As far as I could tell. I had no idea in reality, and I often felt confused and alone. At the end of Y11, I fell in love, as much as I was capable at that age. But despite the joy of the relationship, I felt some sort of strange tugging at my psyche, as though something horrible was trying to get in or out, and I in what I can only describe as an outer body experience broke up with my girlfriend over MSN Messenger. I had not wanted to, but I had to do something. To this day I cannot fully explain the feeling or my reasons for acting how I did, but I slipped almost immediately into a deep and black depression. I felt for the first time that I wanted to die. I do not think this had anything to do with the relationship ending; my latest theory is that I had been holding up a mask of neurotypicality for a long time, and I could not do it anymore.
I’ve been reading about autistic masking quite a lot recently. Pearson and Rose’s 2021 paper ‘A Conceptual Analysis of Autistic Masking Understanding the Narrative of Stigma and the Illusion of Choice’ argues that ‘masking is an unsurprising response to the deficit narrative and accompanying stigma that has developed around autism’. This stigma, and the resulting mask fashioned to mitigate it, often leads to burnout and trauma.
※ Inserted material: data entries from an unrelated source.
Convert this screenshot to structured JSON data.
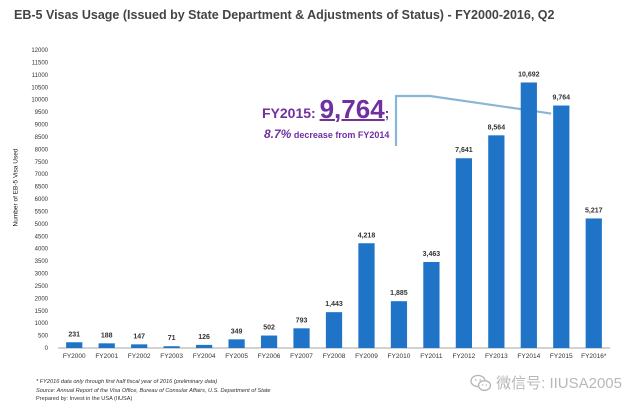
{
  "chart_data": {
    "type": "bar",
    "title": "EB-5 Visas Usage (Issued by State Department & Adjustments of Status) - FY2000-2016, Q2",
    "ylabel": "Number of EB-5 Visa Used",
    "xlabel": "",
    "ylim": [
      0,
      12000
    ],
    "yticks": [
      "0",
      "500",
      "1000",
      "1500",
      "2000",
      "2500",
      "3000",
      "3500",
      "4000",
      "4500",
      "5000",
      "5500",
      "6000",
      "6500",
      "7000",
      "7500",
      "8000",
      "8500",
      "9000",
      "9500",
      "10000",
      "10500",
      "11000",
      "11500",
      "12000"
    ],
    "categories": [
      "FY2000",
      "FY2001",
      "FY2002",
      "FY2003",
      "FY2004",
      "FY2005",
      "FY2006",
      "FY2007",
      "FY2008",
      "FY2009",
      "FY2010",
      "FY2011",
      "FY2012",
      "FY2013",
      "FY2014",
      "FY2015",
      "FY2016*"
    ],
    "values": [
      231,
      188,
      147,
      71,
      126,
      349,
      502,
      793,
      1443,
      4218,
      1885,
      3463,
      7641,
      8564,
      10692,
      9764,
      5217
    ],
    "data_labels": [
      "231",
      "188",
      "147",
      "71",
      "126",
      "349",
      "502",
      "793",
      "1,443",
      "4,218",
      "1,885",
      "3,463",
      "7,641",
      "8,564",
      "10,692",
      "9,764",
      "5,217"
    ],
    "grid": false,
    "bar_color": "#1f74c8",
    "annotation": {
      "prefix": "FY2015:",
      "value": "9,764",
      "suffix": ";",
      "pct": "8.7%",
      "detail": "decrease from FY2014",
      "points_to": "FY2015",
      "color": "#7030a0",
      "line_color": "#8ab6d6"
    }
  },
  "notes": {
    "footnote": "* FY2016 data only through first half fiscal year of 2016 (preliminary data)",
    "source": "Source: Annual Report of the Visa Office, Bureau of Consular Affairs, U.S. Department of State",
    "prepared": "Prepared by: Invest in the USA (IIUSA)"
  },
  "watermark": {
    "text": "微信号: IIUSA2005",
    "icon": "wechat-icon"
  }
}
And trauma stays as long as one does not attend to the signals of one’s body:
Failure to attend to them results in a stunted existence, no matter how lofty our thoughts and worldly accomplishments. Healing, he told us, depends on experiential knowledge: You can be fully in charge of your life only if you can acknowledge the reality of your body, in all its visceral dimensions.
Trauma, van der Kolk adds, results in a ‘fundamental reorganisation of the way mind and brain manage perceptions.’ It changes our very ’capacity to think.’
This, I believe, is what happened to me then and what I believe has happened to me several times since. I’m a good masker, a real pro. But I can’t keep it up forever.
Why not drop the mask? I have done, and I count those maskless times as among the happiest in my life. But sooner or later something will happen that will remind me that I am unacceptable, and I will fashion the mask anew. And each time it is a different mask, one wrought of new shames.
As long as we define people by a deficit narrative, by lack, those people will try to pass as those who don’t have to be defined by lack. Those whom society frames as ‘normal’ are allowed to walk in a world in which they might have to fashion selves, but these are much more naturalistic, I’d argue, after Goffman’s dramaturgical theory of the presentation of the self. I am for now just scratching the surface. I am hoping that I might, in my own small way, help to create more space for people like me, who have defined themselves by lack, and cannot do it for much longer.